A father’s recent blog, “X-Plan: Giving your kids a way out (#xplan)”, shares how his family handles social pressure put on their children, and offers a simple formula for other families. The post, written by blogger Bert Fulks has been tremendously popular, and has been shared more than 1.3 million times on Facebook.
Simply put, the “X Plan” goes like this: if a child is in a situation that makes him or her uncomfortable, all he or she has to do is text the letter “X” to a trusted family member. The one who receives the text has a very basic script to follow. Within a few minutes, they call the child’s phone, and the conversation goes like this:
“Something’s come up and I have to come get you right now.”
“I’ll tell you when I get there. Be ready to leave in five minutes. I’m on my way.”
At that point, the child tells his friends that something’s happened at home, someone is coming to get him, and he has to leave.
In short, the child knows he/she has a way out, without pressure to give in to social ridicule. A key aspect to “X-Plan,” also, is that there is no judgement passed – and no questions asked.

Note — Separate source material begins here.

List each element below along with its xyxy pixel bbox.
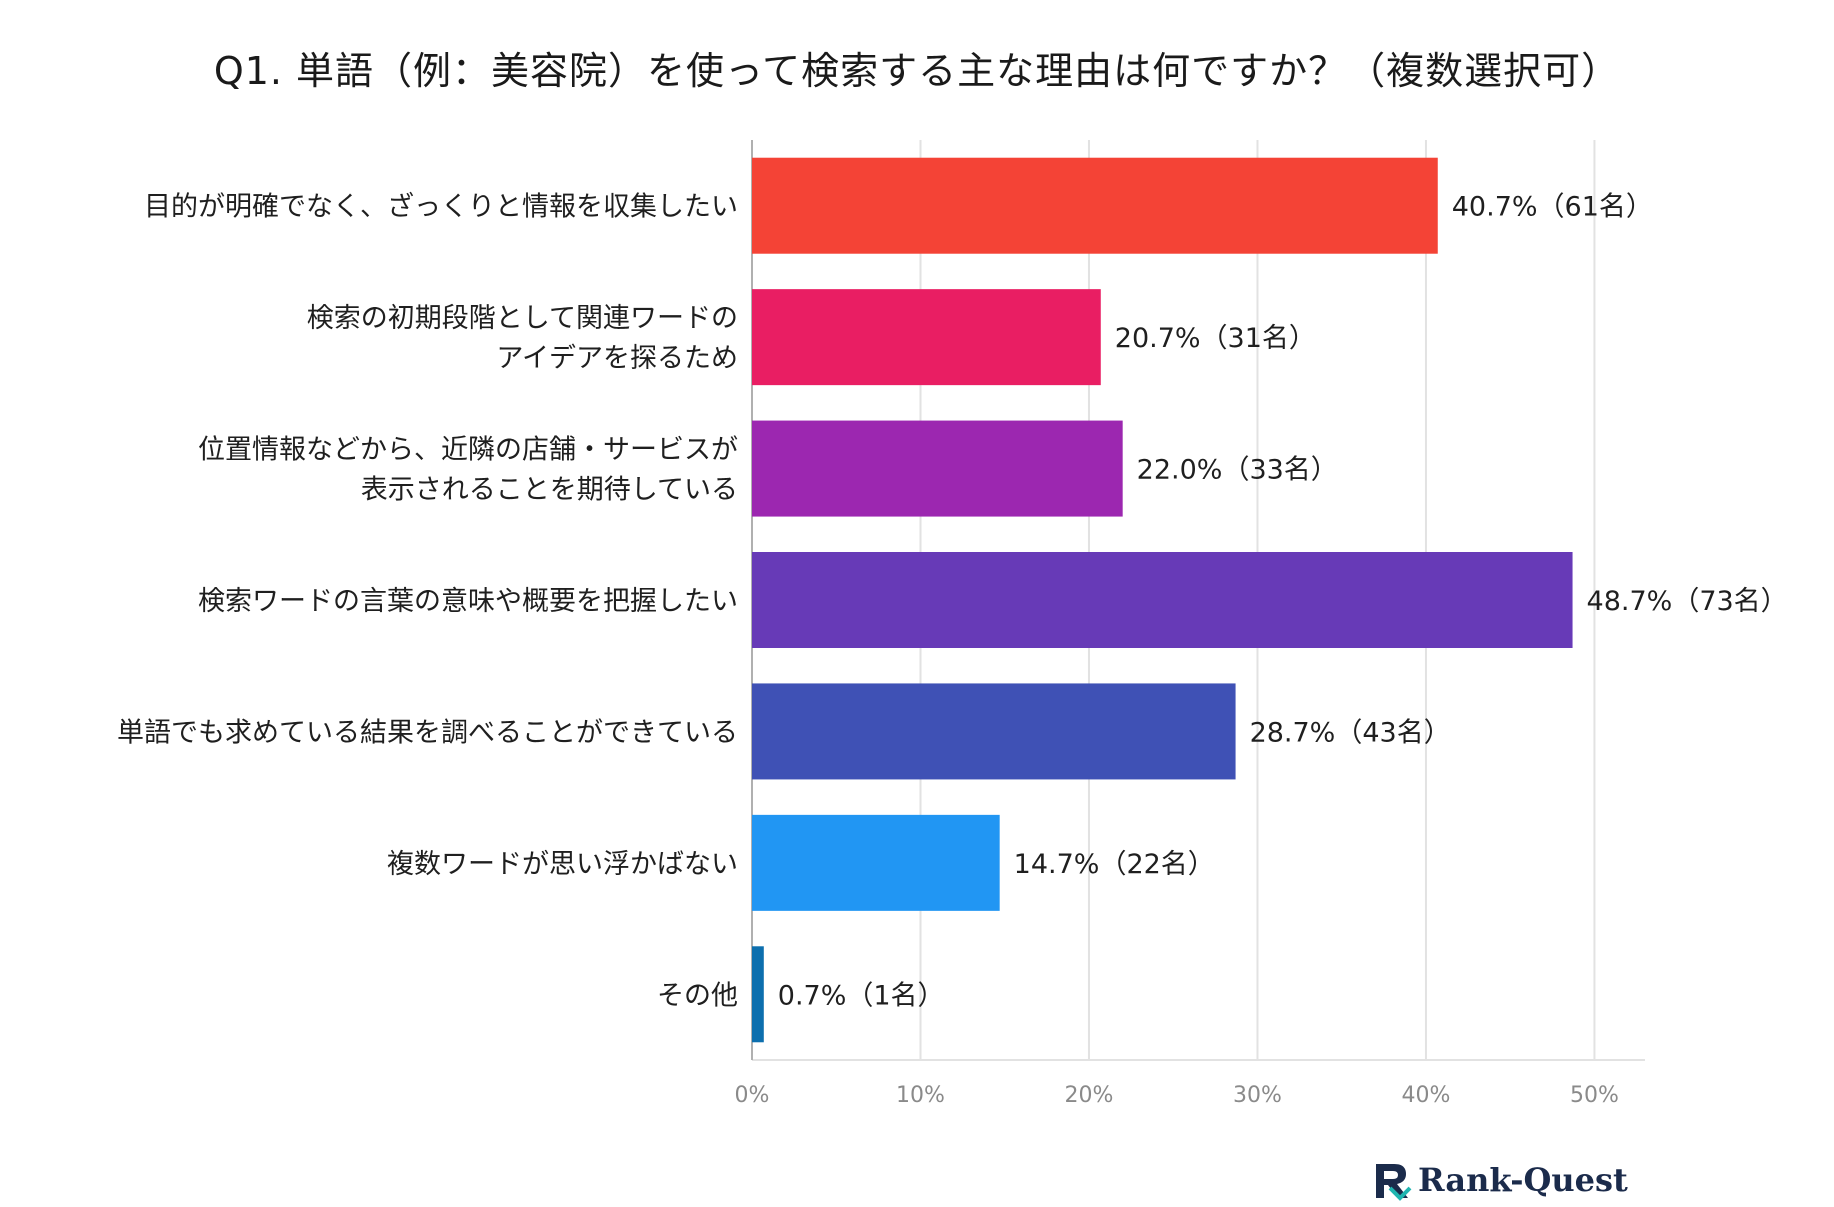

Lori Gibson read the blog post, and recently chatted with other mothers about how her family handles awkward social situations. She says her family of six already has an “everything is on the table” policy. All of four of her girls are encouraged to keep the lines of communication open.
“I think its so important that the kids know that Mom and Dad are on their side,” Gibson says. “All they want is their safety and security, and to know that there is that out, to me, is a beautiful thing.”
Gibson’s daughter Samantha is a freshman at the University of Florida. At home on Spring Break, she says she felt comfortable in high school knowing she had a safety net, if she ever was stuck in a situation she didn’t feel right being in.
Says Samantha, “My Dad always said, ‘you can always call me, no questions asked. We’ll just talk about it in the morning – the next day. You won’t be in trouble, I just want you to be able to call me.'”
Like the formula offered in “X-Plan,” the Gibson family agrees not to pass judgement. But Lori Gibson believes it’s still important to ask questions, as a learning experience not just for the children, but for the parents as well.
“As your children grow, you have to learn with them, and you have to continue to learn how to connect with them,” she says.
The ultimate goal of the “X-Plan,” writes Fulks, is for each family to decide what’s best for them, build a bridge of trust, and keep children safe. And that’s a concept that Gibson is behind 100 percent.
“It doesn’t matter if it’s an X, or an A, B, or C. It’s about knowing that parents are going to be there no matter what. Communication has to be just around the corner,” Gibson says.